Incorporation of Bulky and Cationic Cyclam-Triazole Moieties into Marimastat Can Generate Potent MMP Inhibitory Activity without Inducing Cytotoxicity

The synthesis and matrix metalloproteinase (MMP) inhibitory activity of a cyclam-marimastat conjugate and its metal complexes are described. The conjugate, synthesized with a copper(I)-catalyzed Huisgen 1,3-dipolar cycloaddition (click reaction), contains two zinc-binding groups (ZBGs).
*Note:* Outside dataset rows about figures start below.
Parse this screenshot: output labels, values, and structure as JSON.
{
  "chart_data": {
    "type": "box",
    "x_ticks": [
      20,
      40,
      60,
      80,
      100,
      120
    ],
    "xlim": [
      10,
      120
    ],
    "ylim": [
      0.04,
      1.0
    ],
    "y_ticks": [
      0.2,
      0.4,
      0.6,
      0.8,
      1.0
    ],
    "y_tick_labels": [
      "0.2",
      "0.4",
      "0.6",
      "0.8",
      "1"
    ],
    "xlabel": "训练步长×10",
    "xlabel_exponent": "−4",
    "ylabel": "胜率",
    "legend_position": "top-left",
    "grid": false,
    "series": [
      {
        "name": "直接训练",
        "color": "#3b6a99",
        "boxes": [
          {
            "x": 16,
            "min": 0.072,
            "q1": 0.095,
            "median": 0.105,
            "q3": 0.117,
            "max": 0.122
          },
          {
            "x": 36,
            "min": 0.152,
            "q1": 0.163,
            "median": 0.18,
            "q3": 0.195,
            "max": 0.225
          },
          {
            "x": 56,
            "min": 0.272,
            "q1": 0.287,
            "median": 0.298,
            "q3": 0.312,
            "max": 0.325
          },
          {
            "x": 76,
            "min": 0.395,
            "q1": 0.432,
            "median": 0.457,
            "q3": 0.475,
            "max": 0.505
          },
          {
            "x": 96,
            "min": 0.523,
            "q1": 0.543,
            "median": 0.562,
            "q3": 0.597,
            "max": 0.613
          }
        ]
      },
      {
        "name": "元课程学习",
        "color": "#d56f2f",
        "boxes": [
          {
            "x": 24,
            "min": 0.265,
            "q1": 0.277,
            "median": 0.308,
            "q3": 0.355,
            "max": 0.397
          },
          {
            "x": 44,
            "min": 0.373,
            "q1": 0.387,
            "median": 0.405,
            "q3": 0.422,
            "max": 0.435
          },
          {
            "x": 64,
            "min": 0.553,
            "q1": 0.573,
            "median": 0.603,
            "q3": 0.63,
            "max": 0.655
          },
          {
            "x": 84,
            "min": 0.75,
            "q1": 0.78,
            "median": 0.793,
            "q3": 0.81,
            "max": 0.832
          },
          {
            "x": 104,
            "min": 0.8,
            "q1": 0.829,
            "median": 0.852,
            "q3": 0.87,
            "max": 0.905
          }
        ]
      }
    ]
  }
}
The metal complexation behavior with copper(II) and zinc(II) was investigated using UV/Vis spectrophotometry and H-1 NMR spectroscopy, respectively, demonstrating that the first equivalent of the metal ion was chelated by the cyclam-triazole moiety rather than the hydroxamic acid site. Thus, the corresponding mononuclear metal-cyclam complexes were successfully prepared with one equivalent of the metal salt. Both the cyclam-marimastat conjugate and its metal complexes exhibited slightly reduced potency against MMP-1, but essentially identical inhibitory activity against MMP-3. The conjugate and its metal complexes displayed little or no cytotoxicity, further supporting their potential suitability for imaging MMP localization and activity. To the best of our knowledge, this is the first report that describes the incorporation of metal complexes into an MMP inhibitor without influencing the preexisting ZBG, and the first report of the evaluation of structures containing more than one ZBG as MMP inhibitors.